Of course the people singing in the shanty choirs are not necessarily nautical types. I remember a story of a shanty choir doing a performance on a boat which was forced to return because the choir got seasick. It is mainly a male business, although I did once see a performance of a female shanty choir. I don’t think I have yet seen many mixed shanty choirs but I am not so sure actually. I’ll keep my eyes open.
The repertoire is interesting. Dutch, English, American and German shanties, but not only shanties; in some choirs anything with a vague connection to something sea-ish is potentially on the playlist. Often there is a conductor; often he is not trained as a conductor but does the job anyway (don’t understand me wrong: I am completely in favor of musicians musicking without any formal music training – music in our society has come in the hands of specialists way too much). There is a small instrumental ensemble, often with an accordion but not always, and I have seen double basses, bass guitars, guitars (electric and acoustic), pianos, banjos, fiddles, whistles and much more.
Talking about specialization: there is of course a sort of international as well as national inner circle of festivals, good choirs, professional shanty singers, and shanty researchers.

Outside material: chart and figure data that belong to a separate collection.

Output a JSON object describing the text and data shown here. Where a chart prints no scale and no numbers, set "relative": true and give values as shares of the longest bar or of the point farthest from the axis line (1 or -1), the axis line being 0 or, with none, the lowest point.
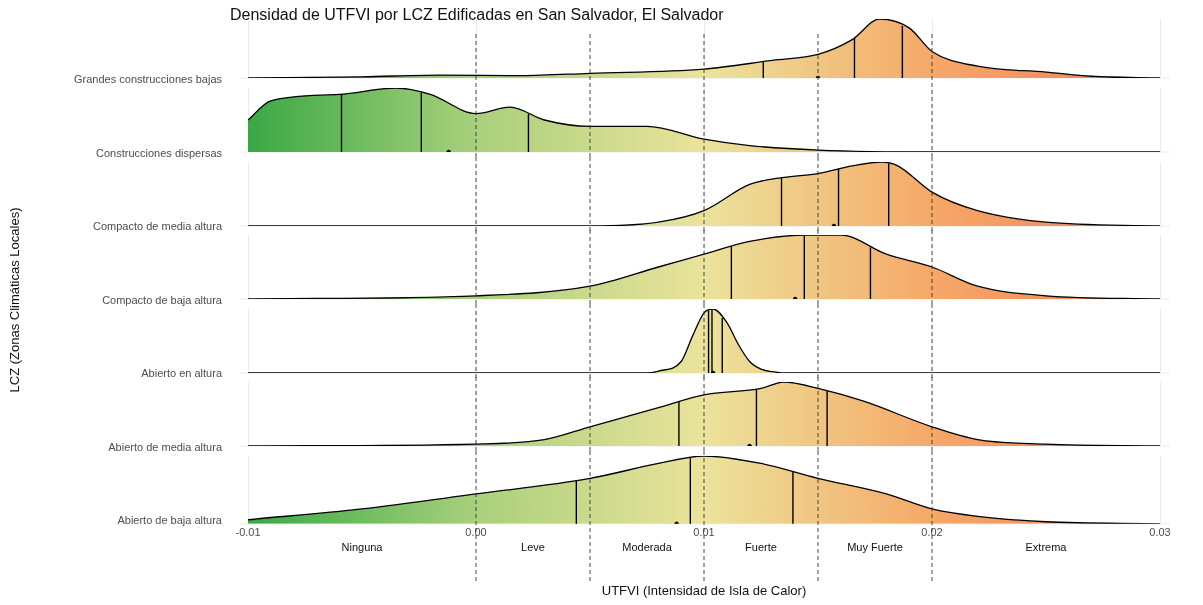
{
  "chart_data": [
    {
      "type": "area",
      "title": "Densidad de UTFVI por LCZ Edificadas en San Salvador, El Salvador",
      "ylabel": "Grandes construcciones bajas",
      "annotations": [
        "LCZ (Zonas Climáticas Locales)"
      ],
      "relative": true,
      "grid": true,
      "tick_labels": false,
      "colors": [
        "#3aa845",
        "#a9d07c",
        "#ebe39c",
        "#f6a868",
        "#f07e58"
      ],
      "xlim": [
        -0.01,
        0.03
      ],
      "xticks": [
        -0.01,
        0,
        0.01,
        0.02,
        0.03
      ],
      "series": [
        {
          "color": "#000000",
          "x": [
            -0.01,
            -0.005,
            -0.0016,
            0.002,
            0.005,
            0.01,
            0.013,
            0.015,
            0.0165,
            0.0177,
            0.019,
            0.02,
            0.022,
            0.025,
            0.027,
            0.03
          ],
          "values": [
            0,
            0.02,
            0.05,
            0.04,
            0.08,
            0.15,
            0.3,
            0.4,
            0.65,
            1,
            0.85,
            0.45,
            0.2,
            0.1,
            0.03,
            0
          ]
        },
        {
          "type": "scatter",
          "color": "#000000",
          "x": [
            0.015
          ],
          "values": [
            0
          ]
        }
      ],
      "ref_lines": [
        {
          "axis": "x",
          "value": 0,
          "line_style": "dashed",
          "color": "#333333"
        },
        {
          "axis": "x",
          "value": 0.005,
          "line_style": "dashed",
          "color": "#333333"
        },
        {
          "axis": "x",
          "value": 0.01,
          "line_style": "dashed",
          "color": "#333333"
        },
        {
          "axis": "x",
          "value": 0.015,
          "line_style": "dashed",
          "color": "#333333"
        },
        {
          "axis": "x",
          "value": 0.02,
          "line_style": "dashed",
          "color": "#333333"
        },
        {
          "axis": "x",
          "value": 0.0126,
          "line_style": "solid",
          "color": "#000000"
        },
        {
          "axis": "x",
          "value": 0.0166,
          "line_style": "solid",
          "color": "#000000"
        },
        {
          "axis": "x",
          "value": 0.0187,
          "line_style": "solid",
          "color": "#000000"
        }
      ]
    },
    {
      "type": "area",
      "ylabel": "Construcciones dispersas",
      "relative": true,
      "grid": true,
      "tick_labels": false,
      "colors": [
        "#3aa845",
        "#a9d07c",
        "#ebe39c",
        "#f6a868",
        "#f07e58"
      ],
      "xlim": [
        -0.01,
        0.03
      ],
      "xticks": [
        -0.01,
        0,
        0.01,
        0.02,
        0.03
      ],
      "series": [
        {
          "color": "#000000",
          "x": [
            -0.01,
            -0.009,
            -0.006,
            -0.0035,
            -0.002,
            0,
            0.0015,
            0.003,
            0.005,
            0.0075,
            0.01,
            0.012,
            0.015,
            0.02,
            0.03
          ],
          "values": [
            0.5,
            0.8,
            0.9,
            1,
            0.9,
            0.6,
            0.7,
            0.5,
            0.4,
            0.4,
            0.2,
            0.1,
            0.03,
            0,
            0
          ]
        },
        {
          "type": "scatter",
          "color": "#000000",
          "x": [
            -0.0012
          ],
          "values": [
            0
          ]
        }
      ],
      "ref_lines": [
        {
          "axis": "x",
          "value": 0,
          "line_style": "dashed",
          "color": "#333333"
        },
        {
          "axis": "x",
          "value": 0.005,
          "line_style": "dashed",
          "color": "#333333"
        },
        {
          "axis": "x",
          "value": 0.01,
          "line_style": "dashed",
          "color": "#333333"
        },
        {
          "axis": "x",
          "value": 0.015,
          "line_style": "dashed",
          "color": "#333333"
        },
        {
          "axis": "x",
          "value": 0.02,
          "line_style": "dashed",
          "color": "#333333"
        },
        {
          "axis": "x",
          "value": -0.0059,
          "line_style": "solid",
          "color": "#000000"
        },
        {
          "axis": "x",
          "value": -0.0024,
          "line_style": "solid",
          "color": "#000000"
        },
        {
          "axis": "x",
          "value": 0.0023,
          "line_style": "solid",
          "color": "#000000"
        }
      ]
    },
    {
      "type": "area",
      "ylabel": "Compacto de media altura",
      "relative": true,
      "grid": true,
      "tick_labels": false,
      "colors": [
        "#3aa845",
        "#a9d07c",
        "#ebe39c",
        "#f6a868",
        "#f07e58"
      ],
      "xlim": [
        -0.01,
        0.03
      ],
      "xticks": [
        -0.01,
        0,
        0.01,
        0.02,
        0.03
      ],
      "series": [
        {
          "color": "#000000",
          "x": [
            -0.01,
            0.005,
            0.008,
            0.01,
            0.012,
            0.0135,
            0.015,
            0.0165,
            0.0178,
            0.0185,
            0.02,
            0.022,
            0.025,
            0.03
          ],
          "values": [
            0,
            0,
            0.06,
            0.24,
            0.65,
            0.76,
            0.82,
            0.94,
            1,
            0.94,
            0.53,
            0.24,
            0.06,
            0
          ]
        },
        {
          "type": "scatter",
          "color": "#000000",
          "x": [
            0.0157
          ],
          "values": [
            0
          ]
        }
      ],
      "ref_lines": [
        {
          "axis": "x",
          "value": 0,
          "line_style": "dashed",
          "color": "#333333"
        },
        {
          "axis": "x",
          "value": 0.005,
          "line_style": "dashed",
          "color": "#333333"
        },
        {
          "axis": "x",
          "value": 0.01,
          "line_style": "dashed",
          "color": "#333333"
        },
        {
          "axis": "x",
          "value": 0.015,
          "line_style": "dashed",
          "color": "#333333"
        },
        {
          "axis": "x",
          "value": 0.02,
          "line_style": "dashed",
          "color": "#333333"
        },
        {
          "axis": "x",
          "value": 0.0134,
          "line_style": "solid",
          "color": "#000000"
        },
        {
          "axis": "x",
          "value": 0.0159,
          "line_style": "solid",
          "color": "#000000"
        },
        {
          "axis": "x",
          "value": 0.0181,
          "line_style": "solid",
          "color": "#000000"
        }
      ]
    },
    {
      "type": "area",
      "ylabel": "Compacto de baja altura",
      "relative": true,
      "grid": true,
      "tick_labels": false,
      "colors": [
        "#3aa845",
        "#a9d07c",
        "#ebe39c",
        "#f6a868",
        "#f07e58"
      ],
      "xlim": [
        -0.01,
        0.03
      ],
      "xticks": [
        -0.01,
        0,
        0.01,
        0.02,
        0.03
      ],
      "series": [
        {
          "color": "#000000",
          "x": [
            -0.01,
            0,
            0.005,
            0.008,
            0.01,
            0.012,
            0.0145,
            0.016,
            0.018,
            0.02,
            0.022,
            0.025,
            0.03
          ],
          "values": [
            0,
            0.05,
            0.2,
            0.5,
            0.7,
            0.9,
            1,
            1,
            0.7,
            0.5,
            0.2,
            0.05,
            0
          ]
        },
        {
          "type": "scatter",
          "color": "#000000",
          "x": [
            0.014
          ],
          "values": [
            0
          ]
        }
      ],
      "ref_lines": [
        {
          "axis": "x",
          "value": 0,
          "line_style": "dashed",
          "color": "#333333"
        },
        {
          "axis": "x",
          "value": 0.005,
          "line_style": "dashed",
          "color": "#333333"
        },
        {
          "axis": "x",
          "value": 0.01,
          "line_style": "dashed",
          "color": "#333333"
        },
        {
          "axis": "x",
          "value": 0.015,
          "line_style": "dashed",
          "color": "#333333"
        },
        {
          "axis": "x",
          "value": 0.02,
          "line_style": "dashed",
          "color": "#333333"
        },
        {
          "axis": "x",
          "value": 0.0112,
          "line_style": "solid",
          "color": "#000000"
        },
        {
          "axis": "x",
          "value": 0.0144,
          "line_style": "solid",
          "color": "#000000"
        },
        {
          "axis": "x",
          "value": 0.0173,
          "line_style": "solid",
          "color": "#000000"
        }
      ]
    },
    {
      "type": "area",
      "ylabel": "Abierto en altura",
      "relative": true,
      "grid": true,
      "tick_labels": false,
      "colors": [
        "#3aa845",
        "#a9d07c",
        "#ebe39c",
        "#f6a868",
        "#f07e58"
      ],
      "xlim": [
        -0.01,
        0.03
      ],
      "xticks": [
        -0.01,
        0,
        0.01,
        0.02,
        0.03
      ],
      "series": [
        {
          "color": "#000000",
          "x": [
            -0.01,
            0.0075,
            0.008,
            0.009,
            0.0095,
            0.01,
            0.0104,
            0.011,
            0.0115,
            0.012,
            0.0125,
            0.013,
            0.0135,
            0.03
          ],
          "values": [
            0,
            0,
            0.03,
            0.18,
            0.58,
            0.94,
            1,
            0.79,
            0.45,
            0.18,
            0.06,
            0.02,
            0,
            0
          ]
        },
        {
          "type": "scatter",
          "color": "#000000",
          "x": [
            0.0104
          ],
          "values": [
            0
          ]
        }
      ],
      "ref_lines": [
        {
          "axis": "x",
          "value": 0,
          "line_style": "dashed",
          "color": "#333333"
        },
        {
          "axis": "x",
          "value": 0.005,
          "line_style": "dashed",
          "color": "#333333"
        },
        {
          "axis": "x",
          "value": 0.01,
          "line_style": "dashed",
          "color": "#333333"
        },
        {
          "axis": "x",
          "value": 0.015,
          "line_style": "dashed",
          "color": "#333333"
        },
        {
          "axis": "x",
          "value": 0.02,
          "line_style": "dashed",
          "color": "#333333"
        },
        {
          "axis": "x",
          "value": 0.0102,
          "line_style": "solid",
          "color": "#000000"
        },
        {
          "axis": "x",
          "value": 0.01035,
          "line_style": "solid",
          "color": "#000000"
        },
        {
          "axis": "x",
          "value": 0.0108,
          "line_style": "solid",
          "color": "#000000"
        }
      ]
    },
    {
      "type": "area",
      "ylabel": "Abierto de media altura",
      "relative": true,
      "grid": true,
      "tick_labels": false,
      "colors": [
        "#3aa845",
        "#a9d07c",
        "#ebe39c",
        "#f6a868",
        "#f07e58"
      ],
      "xlim": [
        -0.01,
        0.03
      ],
      "xticks": [
        -0.01,
        0,
        0.01,
        0.02,
        0.03
      ],
      "series": [
        {
          "color": "#000000",
          "x": [
            -0.01,
            0,
            0.003,
            0.005,
            0.008,
            0.01,
            0.0125,
            0.0135,
            0.015,
            0.017,
            0.02,
            0.022,
            0.025,
            0.03
          ],
          "values": [
            0,
            0.03,
            0.1,
            0.3,
            0.6,
            0.8,
            0.9,
            1,
            0.9,
            0.7,
            0.3,
            0.1,
            0.03,
            0
          ]
        },
        {
          "type": "scatter",
          "color": "#000000",
          "x": [
            0.012
          ],
          "values": [
            0
          ]
        }
      ],
      "ref_lines": [
        {
          "axis": "x",
          "value": 0,
          "line_style": "dashed",
          "color": "#333333"
        },
        {
          "axis": "x",
          "value": 0.005,
          "line_style": "dashed",
          "color": "#333333"
        },
        {
          "axis": "x",
          "value": 0.01,
          "line_style": "dashed",
          "color": "#333333"
        },
        {
          "axis": "x",
          "value": 0.015,
          "line_style": "dashed",
          "color": "#333333"
        },
        {
          "axis": "x",
          "value": 0.02,
          "line_style": "dashed",
          "color": "#333333"
        },
        {
          "axis": "x",
          "value": 0.0089,
          "line_style": "solid",
          "color": "#000000"
        },
        {
          "axis": "x",
          "value": 0.0123,
          "line_style": "solid",
          "color": "#000000"
        },
        {
          "axis": "x",
          "value": 0.0154,
          "line_style": "solid",
          "color": "#000000"
        }
      ]
    },
    {
      "type": "area",
      "ylabel": "Abierto de baja altura",
      "xlabel": "UTFVI (Intensidad de Isla de Calor)",
      "relative": true,
      "grid": true,
      "tick_labels": "x",
      "colors": [
        "#3aa845",
        "#a9d07c",
        "#ebe39c",
        "#f6a868",
        "#f07e58"
      ],
      "xlim": [
        -0.01,
        0.03
      ],
      "xticks": [
        -0.01,
        {
          "value": 0,
          "label": "0.00"
        },
        0.01,
        0.02,
        0.03
      ],
      "series": [
        {
          "color": "#000000",
          "x": [
            -0.01,
            -0.005,
            0,
            0.005,
            0.008,
            0.01,
            0.0125,
            0.015,
            0.018,
            0.02,
            0.022,
            0.025,
            0.03
          ],
          "values": [
            0.06,
            0.22,
            0.44,
            0.67,
            0.89,
            1,
            0.89,
            0.67,
            0.44,
            0.22,
            0.11,
            0.03,
            0
          ]
        },
        {
          "type": "scatter",
          "color": "#000000",
          "x": [
            0.0088
          ],
          "values": [
            0
          ]
        }
      ],
      "ref_lines": [
        {
          "axis": "x",
          "value": 0,
          "line_style": "dashed",
          "color": "#333333"
        },
        {
          "axis": "x",
          "value": 0.005,
          "line_style": "dashed",
          "color": "#333333"
        },
        {
          "axis": "x",
          "value": 0.01,
          "line_style": "dashed",
          "color": "#333333"
        },
        {
          "axis": "x",
          "value": 0.015,
          "line_style": "dashed",
          "color": "#333333"
        },
        {
          "axis": "x",
          "value": 0.02,
          "line_style": "dashed",
          "color": "#333333"
        },
        {
          "axis": "x",
          "value": 0.0044,
          "line_style": "solid",
          "color": "#000000"
        },
        {
          "axis": "x",
          "value": 0.0094,
          "line_style": "solid",
          "color": "#000000"
        },
        {
          "axis": "x",
          "value": 0.0139,
          "line_style": "solid",
          "color": "#000000"
        }
      ],
      "annotations": [
        "Ninguna",
        "Leve",
        "Moderada",
        "Fuerte",
        "Muy Fuerte",
        "Extrema"
      ]
    }
  ]
}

When I was at the shanty festival in Appingedam last weekend, several of those (semi-)professionals performed, and there were stalls where you could buy for example the complete Folkways-collection of shanty cd’s (about 30, I guess), or huge and specialized books on several shanty traditions. I do not know what the relation is between this the shanty hard-core and the people singing in the local shanty choirs; I suspect many of the choir members are interested in singing in their choir but not in the paraphernalia surrounding it all. Maybe that’s the conductor’s task?
For me, an interesting thing is that there seems to be a relation between on the one hand the tradition of village choirs/brass bands and shanty choirs, but on the other hand maybe also with the Dutch folk revival in the 70s and 80s and the current shanty boom. At least in Friesland, the province where I was playing in the folk revival, many folk players at some point have turned to playing something maritime.
So far some descriptive remarks. They of course don’t answer the question from the beginning of this entry: why are those shanty choirs so popular nowadays? At some point I will make a serious study of shanty choirs in the North of the Netherlands in order to answer that question. Two remarks of two different spokesmen may point in the direction of a first answer. When I discussed my fascination for shanty choirs with a conservatoire colleague, expressing my wonder why people like to sing in those choirs so much, my colleague said: “Singing? That’s not singing!” - leaving me with the question what on earth is done in shanty choirs if it is not singing. And when I talked to the founder of a village shanty choir, he explained to me: “In most choirs they ask prospective members if they can sing. We never ask that. We ask if they want to sing. If the answer is yes, they’re in.”